Puchheim:Mit Hip-Hop mutig und stark werden

Puchheim: Alvyda Zilvyte (links) und Dovydas Sipulskis sind Hip-Hop-Tänzer und Veranstalter der Flow Games in Puchheim.

Alvyda Zilvyte (links) und Dovydas Sipulskis sind Hip-Hop-Tänzer und Veranstalter der Flow Games in Puchheim.

(Foto: Carmen Voxbrunner)

Die Tänzer Alvyda Zilvyte und Dovydas Sipulskis veranstalten in Puchheim die "Flo Games". Der SZ haben sie erzählt, was sie antreibt.

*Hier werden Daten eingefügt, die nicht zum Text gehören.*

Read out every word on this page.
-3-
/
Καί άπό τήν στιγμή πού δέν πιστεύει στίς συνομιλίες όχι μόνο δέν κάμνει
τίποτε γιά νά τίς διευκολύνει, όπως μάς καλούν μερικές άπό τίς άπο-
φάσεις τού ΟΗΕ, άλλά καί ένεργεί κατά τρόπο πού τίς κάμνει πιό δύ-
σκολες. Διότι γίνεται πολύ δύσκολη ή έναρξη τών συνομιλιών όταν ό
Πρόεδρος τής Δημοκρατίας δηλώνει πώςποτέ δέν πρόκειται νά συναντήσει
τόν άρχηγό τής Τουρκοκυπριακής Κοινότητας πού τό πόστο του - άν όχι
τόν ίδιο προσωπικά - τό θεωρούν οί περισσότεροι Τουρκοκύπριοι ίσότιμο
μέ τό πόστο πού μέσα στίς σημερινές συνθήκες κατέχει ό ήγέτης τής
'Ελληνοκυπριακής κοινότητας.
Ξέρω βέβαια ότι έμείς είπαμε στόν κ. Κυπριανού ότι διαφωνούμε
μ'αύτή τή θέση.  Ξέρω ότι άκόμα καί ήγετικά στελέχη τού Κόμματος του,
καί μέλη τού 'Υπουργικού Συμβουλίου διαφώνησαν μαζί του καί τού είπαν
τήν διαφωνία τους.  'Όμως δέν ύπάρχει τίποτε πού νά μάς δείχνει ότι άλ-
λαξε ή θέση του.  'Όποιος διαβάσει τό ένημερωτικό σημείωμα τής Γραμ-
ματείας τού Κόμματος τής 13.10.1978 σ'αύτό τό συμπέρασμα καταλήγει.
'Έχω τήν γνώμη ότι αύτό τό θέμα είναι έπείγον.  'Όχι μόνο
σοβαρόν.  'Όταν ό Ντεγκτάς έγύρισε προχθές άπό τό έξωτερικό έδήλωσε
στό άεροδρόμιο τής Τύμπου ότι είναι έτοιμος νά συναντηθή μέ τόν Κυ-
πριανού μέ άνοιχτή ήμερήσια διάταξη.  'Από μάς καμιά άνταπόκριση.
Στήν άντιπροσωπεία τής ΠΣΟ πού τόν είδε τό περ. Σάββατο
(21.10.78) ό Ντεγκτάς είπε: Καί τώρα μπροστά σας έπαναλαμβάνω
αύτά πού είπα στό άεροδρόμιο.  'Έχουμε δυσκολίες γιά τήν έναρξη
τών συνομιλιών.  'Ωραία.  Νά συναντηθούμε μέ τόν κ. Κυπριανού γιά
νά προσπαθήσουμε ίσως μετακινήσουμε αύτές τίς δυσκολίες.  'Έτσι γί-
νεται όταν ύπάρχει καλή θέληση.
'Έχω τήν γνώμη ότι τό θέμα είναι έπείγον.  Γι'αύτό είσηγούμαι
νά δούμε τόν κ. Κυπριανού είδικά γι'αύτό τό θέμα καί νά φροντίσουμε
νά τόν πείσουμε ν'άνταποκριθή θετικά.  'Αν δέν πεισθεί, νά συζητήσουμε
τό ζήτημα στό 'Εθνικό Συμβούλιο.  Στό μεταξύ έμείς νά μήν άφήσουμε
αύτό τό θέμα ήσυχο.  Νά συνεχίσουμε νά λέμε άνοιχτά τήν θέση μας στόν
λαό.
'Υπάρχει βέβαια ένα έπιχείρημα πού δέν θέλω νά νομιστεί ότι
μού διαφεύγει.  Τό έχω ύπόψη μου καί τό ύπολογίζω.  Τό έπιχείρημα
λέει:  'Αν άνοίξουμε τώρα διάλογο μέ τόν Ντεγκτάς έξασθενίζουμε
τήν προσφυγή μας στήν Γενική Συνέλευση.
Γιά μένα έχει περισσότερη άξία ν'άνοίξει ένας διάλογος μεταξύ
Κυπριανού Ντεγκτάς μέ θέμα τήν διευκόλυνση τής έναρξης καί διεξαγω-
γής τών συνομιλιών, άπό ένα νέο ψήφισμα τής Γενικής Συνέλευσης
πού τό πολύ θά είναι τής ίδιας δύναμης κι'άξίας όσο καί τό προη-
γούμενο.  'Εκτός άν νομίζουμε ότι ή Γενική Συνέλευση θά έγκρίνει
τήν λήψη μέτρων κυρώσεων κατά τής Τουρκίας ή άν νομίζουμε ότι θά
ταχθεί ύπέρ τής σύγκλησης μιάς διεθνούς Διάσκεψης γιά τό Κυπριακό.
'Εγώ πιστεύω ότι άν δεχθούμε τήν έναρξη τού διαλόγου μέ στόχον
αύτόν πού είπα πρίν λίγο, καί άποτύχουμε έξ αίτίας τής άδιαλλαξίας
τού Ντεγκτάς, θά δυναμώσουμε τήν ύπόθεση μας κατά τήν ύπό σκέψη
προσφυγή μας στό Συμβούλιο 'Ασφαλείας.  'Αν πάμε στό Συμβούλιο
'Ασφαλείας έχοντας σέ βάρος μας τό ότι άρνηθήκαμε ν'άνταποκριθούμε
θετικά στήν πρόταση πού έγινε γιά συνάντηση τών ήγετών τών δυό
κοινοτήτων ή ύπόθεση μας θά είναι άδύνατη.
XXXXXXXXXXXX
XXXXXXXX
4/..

Von Mona Philipp, Puchheim

Bei einem Tanzwettbewerb mitzumachen, das sei keine ganz einfache Sache, erklärt Dovydas Sipulskis, 28. Man spüre die Anspannung im Raum und die Blicke, die sich auf einen richten. Es erfordere Mut, sich auf eine Bühne zu stellen und sein Talent unter Beweis zu stellen. "Du hast nur deinen Körper und Kopf als Ausdrucksmittel", sagt Sipulskis. Mit seiner Freundin Alvyda Zilyvte, 27, veranstaltet er den Tanzwettbewerb "Flow Games", der an diesem Samstag um 14.30 Uhr im Jugendzentrum Puchheim beginnt.

Sipulskis und Zilyvte sind beide Psychologen, er arbeitet im Puchheimer Jugendzentrum, sie im Grünwalder, beide leben in Germering. Beide sind auch selbst Tänzer. Vor 13 Jahren haben sie im selben Studio in ihrer Heimat Litauen mit dem Tanzen angefangen und den Hip-Hop als Mittel entdeckt, einen Zugang zu sich selbst zu finden. "Ich war als Kind schüchtern und körperlich klein. Durch das Tanzen bin ich selbstbewusst geworden und habe angefangen mehr zu reden", erklärt Sipulskis.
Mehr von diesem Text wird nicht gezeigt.